Am Sonntag, dem 19. Juli 2026, wird in Guglwald, genauer gesagt in der Gemeinde Vorderweißenbach, ein ganz besonderes Ereignis gefeiert. Der neue „DenkWeg Eiserner Vorhang“ wird um 11 Uhr feierlich eröffnet. Hierbei handelt es sich um ein spannendes Projekt, das die bewegte Geschichte des Eisernen Vorhangs auf eine greifbare Art und Weise erlebbar machen möchte. Besucher können auf einem Themen-Wanderweg entlang der österreichisch-tschechischen Grenze die Geschichte selbstständig erkunden – und das ganz interaktiv, unterstützt durch eine begleitende App, die zusätzliche Informationen und Einblicke bietet.
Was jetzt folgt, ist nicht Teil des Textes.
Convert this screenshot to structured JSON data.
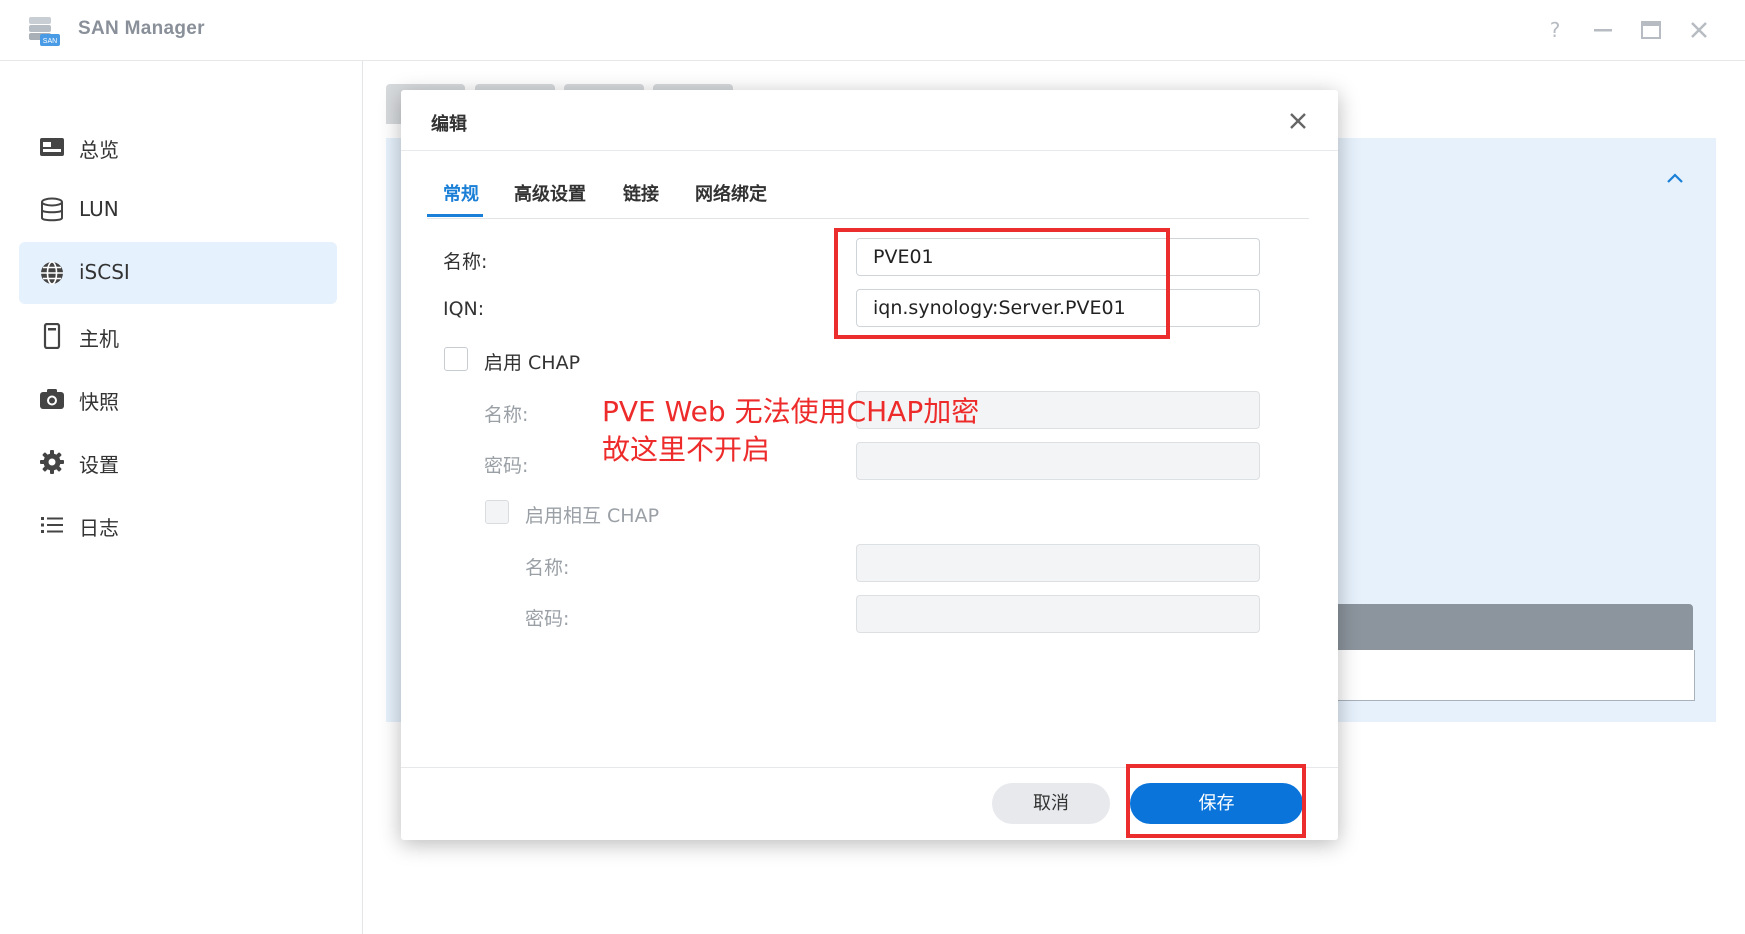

Der Weg umfasst insgesamt zehn Stationen, die nicht nur die Geschichte der Region näherbringen, sondern auch die bedeutenden Ereignisse rund um den Eisernen Vorhang thematisieren. Ein besonders schöner Aspekt dieses Projekts ist die Zusammenarbeit mit tschechischen Partnern, darunter der Verein DenkStein, der Tschechische Verein „Post Bellum“ und verschiedene Gemeinden sowie Tourismusverbände. Diese Einbindung sorgt dafür, dass die historischen Themen ausgewogen und aus verschiedenen Perspektiven betrachtet werden.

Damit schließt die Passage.